In the late 1970s and early 1980s, several factors created a labor crisis in the UT English Department: First, a public-media scandal prompted the university to reduce its reliance upon graduate teaching assistants, especially in first-year courses. Second, departments across the university reduced faculty teaching loads from three to two courses per semester, allowing greater attention on research. Third, an enrollment boom brought record numbers of students into the university, putting particular pressure on the two required English courses (RHE 306 and RHE 307/317/314).
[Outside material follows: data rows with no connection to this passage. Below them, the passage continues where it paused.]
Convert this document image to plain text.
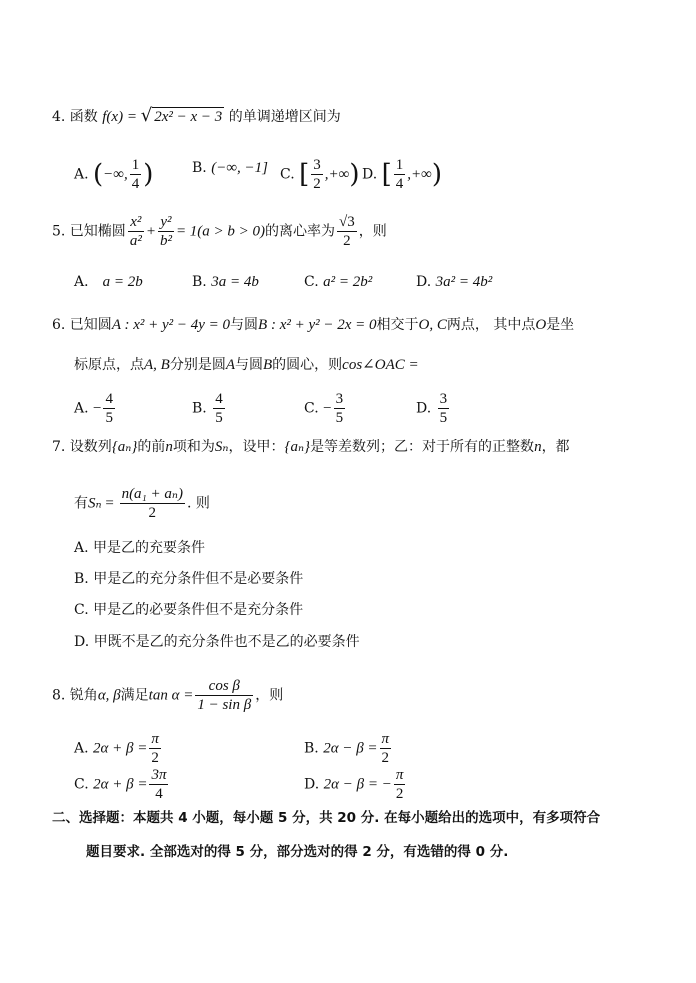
4. 函数 f(x) = √ 2x² − x − 3 的单调递增区间为
A. (−∞, $\frac{1}{4}$ )	B. (−∞, −1] C. [ $\frac{3}{2}$ ,+∞) D. [ $\frac{1}{4}$ ,+∞)
5. 已知椭圆 $\frac{\text{x²}}{\text{a²}} + \frac{\text{y²}}{\text{b²}} = 1(a > b > 0)$的离心率为 $\frac{√3}{2}$ ，则
A． a = 2b	B. 3a = 4b	C. a² = 2b²	D. 3a² = 4b²
6. 已知圆A : x² + y² − 4y = 0与圆B : x² + y² − 2x = 0相交于O, C两点， 其中点O是坐
标原点，点A, B分别是圆A与圆B的圆心，则cos∠OAC =
A. − $\frac{4}{5}$	B. $\frac{4}{5}$	C. − $\frac{3}{5}$	D. $\frac{3}{5}$
7. 设数列{aₙ}的前n项和为Sₙ，设甲：{aₙ}是等差数列；乙：对于所有的正整数n，都
有$S_n = \frac{\text{n(a₁ + aₙ)}}{2}$ . 则
A. 甲是乙的充要条件
B. 甲是乙的充分条件但不是必要条件
C. 甲是乙的必要条件但不是充分条件
D. 甲既不是乙的充分条件也不是乙的必要条件
8. 锐角α, β满足$\tan \alpha = \frac{\text{cos β}}{\text{1 − sin β}}$ ，则
A. $2\alpha + \beta = \frac{\pi}{2}$	B. $2\alpha - \beta = \frac{\pi}{2}$
C. $2\alpha + \beta = \frac{3\pi}{4}$	D. 2α − β = − $\frac{\pi}{2}$
二、选择题：本题共 4 小题，每小题 5 分，共 20 分. 在每小题给出的选项中，有多项符合
题目要求. 全部选对的得 5 分，部分选对的得 2 分，有选错的得 0 分.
The burden of teaching lower-division writing courses fell on a growing body of non tenure-track faculty, initially hired at Dean Robert King’s direction. King’s initial hire of eight lecturers in 1981 soon grew to nearly 50 (in 1984), creating the “lecturer problem”: How to manage a faculty divided between tenure-track research faculty who enjoyed job stability while teaching two courses per semester and non tenure-track faculty who taught four courses per semester and whose contracts were renewed on a year-to-year basis? How to allow non tenure-track faculty a say in faculty governance? How to ensure quality instruction in lower-division classes staffed by a range of people with a variety of backgrounds?

Things came to a head in 1984/5 as the lecturers began to assert themselves, exercising their right to vote in general faculty meetings. Some tenured faculty sympathized with the lecturers’ situation; others did not. Ultimately, after many within the English department tried but failed to find a workable solution, the UT upper administration decided that the lecturer pool was not sustainable. In the spring of 1985, the university decided not to renew the contracts of nearly all of the lecturers. Now known as the “Saturday night massacre,” this massive layoff got covered in national news. The writing program at UT still refuses to staff its core requirements with non-tenure-track faculty.